I’ll bet it was impressive…

Somewhere there on your electric bill is a stupidity surcharge. You pay it and never give it a second thought. Here’s one reason why it’s there.

Some years back my employer had me working with a utility company in Mississippi. It was a great job. The power company guys I worked with were knowledgeable and helpful and entertianing to work around. Our job had us bouncing in and out of various utility electrical substations testing transformers and circuit breakers. It was good work.

One week we had to work on the equipment in a substation next to a public housing project. When we got our first transformer switched out and I clombed on top of it, I found a bicycle wheel. You know… 26 inches in diameter, spokes, sprocket… your standard bicycle wheel. On top of the transformer. This struck me as unusual. I looked around, and I saw a lot more metal objects around the substation.

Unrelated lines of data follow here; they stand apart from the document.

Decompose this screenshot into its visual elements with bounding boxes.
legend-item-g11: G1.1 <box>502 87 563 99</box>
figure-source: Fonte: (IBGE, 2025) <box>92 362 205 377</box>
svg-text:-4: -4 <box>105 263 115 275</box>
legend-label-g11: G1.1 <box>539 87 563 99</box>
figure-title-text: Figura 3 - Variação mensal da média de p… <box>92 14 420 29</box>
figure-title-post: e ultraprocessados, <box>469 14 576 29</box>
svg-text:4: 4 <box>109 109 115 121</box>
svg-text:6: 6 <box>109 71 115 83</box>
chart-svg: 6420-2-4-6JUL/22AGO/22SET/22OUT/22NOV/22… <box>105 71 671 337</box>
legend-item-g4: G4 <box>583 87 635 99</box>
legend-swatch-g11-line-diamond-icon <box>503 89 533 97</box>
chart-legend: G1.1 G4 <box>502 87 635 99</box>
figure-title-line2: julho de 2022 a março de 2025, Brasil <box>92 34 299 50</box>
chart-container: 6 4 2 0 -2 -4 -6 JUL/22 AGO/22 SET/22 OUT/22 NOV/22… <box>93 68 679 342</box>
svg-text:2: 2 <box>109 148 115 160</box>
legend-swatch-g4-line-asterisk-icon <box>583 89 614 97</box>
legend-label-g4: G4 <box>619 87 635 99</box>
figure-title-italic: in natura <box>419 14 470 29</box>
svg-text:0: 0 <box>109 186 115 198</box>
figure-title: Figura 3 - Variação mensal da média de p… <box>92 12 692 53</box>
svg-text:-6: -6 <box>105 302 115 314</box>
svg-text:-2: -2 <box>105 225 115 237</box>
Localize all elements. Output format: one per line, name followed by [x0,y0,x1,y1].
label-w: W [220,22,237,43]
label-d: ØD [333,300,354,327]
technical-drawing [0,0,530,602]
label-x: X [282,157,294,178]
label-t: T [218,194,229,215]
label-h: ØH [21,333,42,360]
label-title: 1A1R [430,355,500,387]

“What’s the deal?” I asked our power company guy.

“Awww, that happens all the time,” he said. “The kids from the projects throw stuff over the fence to see the sparks fly. Sometimes the circuit recloses. Sometimes it doesn’t and we have to come down here and clear the trash and reset things. sometimes they blow up sh*t enough so we have to do some real repairs.”

I guess it was cheaper than fireworks…

The case of the missing chapter

Dad was telling me once that in his navy days in WW II, reading material was very popular onboard ship, especially givent eh long time it took to traverse the reaches of the Pacific. He said that one way around the shortage was to take paperback books and rip them apart into sections. He said this might mean that you didn’t read them in the right order, but he and the rest of the crew was generally just happy to have something to read at all.

And fifty years after the war he still complained that they had a really popular mystery novel being passed around and the first guy with the final chapter shipped out with it. The whole ship read the book but nobody ever found out how the author meant for it to end. Dad said that the conjecture and conversation about the missing ending provided hours of entertainment…

Cajun Jokes

(As posted on CSP Gun Talk by good friend jeff spradling)I’ve heard some of these before, but they’re still good……

If you are Cajun, or live in Louisiana, this is
how the rest of the states view most of Louisiana.

Thibodeaux: Boudreaux, did you get the parrot I sent you for your birthday?
Boudreaux: Yes, it was good!
Thibodeaux: You ate the bird!
Boudreaux: Of course I ate it.
Thibodeaux: That bird spoke five different languages.
Boudreaux: Then he should have said something.

Thibodeaux: Boudreaux, What’s the score?
Boudreaux: Seven to Ten.
Thibodeaux: Who’s winning?
Boudreaux: The ten.

When Boudreaux got home yesterday, Clotilde ran out to him saying,
“The car got water in the carburetor!”

“How you know that, you?”

“Cause it’s parked in the bayou!”

Boudreaux told Thibodeaux he was having trouble selling his truck, with 200,000 miles on it, for $1,500.

Thibodeaux advised him to set the odometer back to 50,000 miles to make it easier to sell. A few days later, Thibodeaux asked Boudreaux if he had sold his truck.

“No,” replied Boudreaux, “I decided to keep it. It has only 50,000 miles on it.”

Boudreaux and Thibodeaux went hunting and got lost in the woods. WhenBoudreaux began lamenting their fate, Thibodeaux said, “You know, I heard that the best thing to do if you get lost is to fire three shots in the air.” So they did that, and waited a while.

When no rescue party showed up, they fired three more shots in the air.

Finally, when there was still no response, Thibodeaux said, “Well, I guess we better fire three more shots.”

“OK, if you say so,” said Boudreaux. “But somebody better come soon–we’re about out of arrows!”

Dare was da time Boudreaux was having trouble sleeping at night.

Boudreaux wrote a letter to the Internal Revenue Service. He put, “Dear Internal Revenue Service, For da tax year 2003, I underpaid my federal income tax and I ain’t been able to sleep well since. Enclosed is a check for $200.00. Signed, Yours in Good Government, Boudreaux”.

And he put at the bottom, “Mais, P.S. If I don’t sleep better tonight, I’m gonna send you da rest.”

Boudreaux was sitting in the City Bar in Maurice, La. one Saturday night, and had several beers under his belt. After awhile, he looks at the guy sitting next to him, and asks him, “Hey, you wanna hear a good Aggie joke, you?

The big guy replies, “Let me tell you something. I’m an oilfield roughneck, I weigh 270 pounds, and I don’t like Cajuns. My buddy here is a pro football player, weighs 300 pounds, and he doesn’t like Cajuns either. His friend on his other side, is a professional wrestler, weighs
320 pounds, always has a chip on his shoulder, and he likes Cajuns even less than we do. And we are all Aggies. Do you really want to tell us an Aggie joke ?”

Boudreaux, all 150 pounds of Cajun attitude, tells him, “Well, I guess not. After all, I don’t want to have to explain it three times!”